We think of YouTube as being a place full of jokes, vloggers, trailers, gaming highlights, and generally “mindless entertainment”. But one of my favorite channels is Einzelganger, a channel that philosophy-focused videos that are 12 to 18 minutes long, an eternity on the internet.

In this video, he explores an idea behind Taoism, a philosophy that emerged in China over 2000 years ago. Taoism popularized the idea of the yin/yang duality of the universe, with the yang standing for heat, passion, strength, and traditionally masculine qualities, while yin stood for coolness, thinking, softness, and traditionally feminine qualities. Our culture can overindex on the "yang” while underappreciating the yin. Even most ways of making women seem more badass revolve around giving them more masculine qualities (strength, wealth, directness). Water is powerful, but it’s soft and gentle. Yet it can cut through a mountain.

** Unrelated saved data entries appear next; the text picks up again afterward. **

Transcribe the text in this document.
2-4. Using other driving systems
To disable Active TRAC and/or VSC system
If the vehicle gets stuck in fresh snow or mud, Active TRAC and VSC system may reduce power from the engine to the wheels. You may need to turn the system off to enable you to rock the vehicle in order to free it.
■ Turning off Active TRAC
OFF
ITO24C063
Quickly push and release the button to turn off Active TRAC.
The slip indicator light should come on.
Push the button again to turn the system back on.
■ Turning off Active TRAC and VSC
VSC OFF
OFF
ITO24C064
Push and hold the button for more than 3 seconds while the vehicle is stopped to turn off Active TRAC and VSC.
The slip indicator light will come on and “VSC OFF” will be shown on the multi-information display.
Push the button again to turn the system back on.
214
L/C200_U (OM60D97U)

Anyway, the creator does a better job of explaining this idea than I do. The point is just that I love how he makes what might feel like arcane, inaccessible ideas from philosophy of Buddhism, Taoism, Stoicism, Carl Jung, and even Cobra Kai.

These videos clearly are valued by many, as most reach hundreds of thousands of views, some reaching the millions. And it’s a perfect example of a content creator who has reached a massive audience, educating others about useful ideas, while building their own trust and credibility.


Welp, that’s what I got for this week. See you soon!